Ringforts, sometimes called raths, were typically enclosed farmsteads of the early medieval period, their earthen banks and ditches defining a household's domestic space. What survives at Carrowbaun is essentially the eastern half of one such enclosure, the western two-thirds having been levelled at some point between the first mapping of the site in 1838 and the present day. The 1838 OS six-inch map recorded a complete circular embanked enclosure; by 1916, only the D-shape remained, its straight eastern edge formed by a north-south field wall that doubles as both a townland and a property boundary.
The surviving portion is still legible on the ground. A raised D-shaped platform, roughly 16 metres north to south and just over 9 metres east to west, is defined on its curving western side by a pronounced earthen scarp about 1.5 metres high externally, with occasional stone showing through the sod.
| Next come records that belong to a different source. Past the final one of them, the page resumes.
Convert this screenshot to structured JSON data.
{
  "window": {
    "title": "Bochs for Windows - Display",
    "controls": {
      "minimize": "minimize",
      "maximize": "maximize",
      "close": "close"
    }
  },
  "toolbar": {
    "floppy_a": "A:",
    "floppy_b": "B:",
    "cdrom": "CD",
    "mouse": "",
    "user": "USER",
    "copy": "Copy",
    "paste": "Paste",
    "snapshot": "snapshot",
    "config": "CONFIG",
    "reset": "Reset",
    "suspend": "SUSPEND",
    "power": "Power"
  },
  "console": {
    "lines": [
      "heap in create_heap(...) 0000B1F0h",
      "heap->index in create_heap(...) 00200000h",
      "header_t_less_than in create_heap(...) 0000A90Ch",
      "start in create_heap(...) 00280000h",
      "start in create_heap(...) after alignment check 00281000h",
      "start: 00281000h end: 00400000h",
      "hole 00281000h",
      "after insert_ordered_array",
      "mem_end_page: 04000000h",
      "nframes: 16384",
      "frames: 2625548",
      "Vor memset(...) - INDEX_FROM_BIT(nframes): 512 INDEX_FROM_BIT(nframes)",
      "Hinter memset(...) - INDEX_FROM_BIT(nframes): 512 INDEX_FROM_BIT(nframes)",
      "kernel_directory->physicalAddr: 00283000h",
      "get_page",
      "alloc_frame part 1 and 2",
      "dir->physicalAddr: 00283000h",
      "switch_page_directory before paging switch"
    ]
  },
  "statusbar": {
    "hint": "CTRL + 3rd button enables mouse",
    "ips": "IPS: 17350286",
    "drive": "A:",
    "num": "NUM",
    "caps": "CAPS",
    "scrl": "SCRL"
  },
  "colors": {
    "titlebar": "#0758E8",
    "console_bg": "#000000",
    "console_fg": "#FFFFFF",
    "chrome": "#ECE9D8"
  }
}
Beyond this scarp lies a broad, well-defined fosse, the ditch that originally encircled the entire rath, running to about 5 metres in width. Outside the fosse is a gravelly external bank, itself between 6 and 7 metres wide, rising to between 1.5 and 1.8 metres on the outer face. To the east of the dividing field wall, a low undulation in the pasture preserves the ghost of the levelled north-eastern quadrant; the south-eastern quadrant has left no trace at ground level at all. The site sits on a rise within undulating terrain, and the surrounding ridges create an effect of standing inside a shallow natural bowl, with Nephin mountain visible on the far western horizon. Within 350 metres to the south-west, a ringbarrow, a low circular burial mound of probable prehistoric date, sits on the skyline, and 175 metres to the north-east stands a cashel, a stone-walled enclosure of broadly similar function to the rath but built in drystone rather than earth.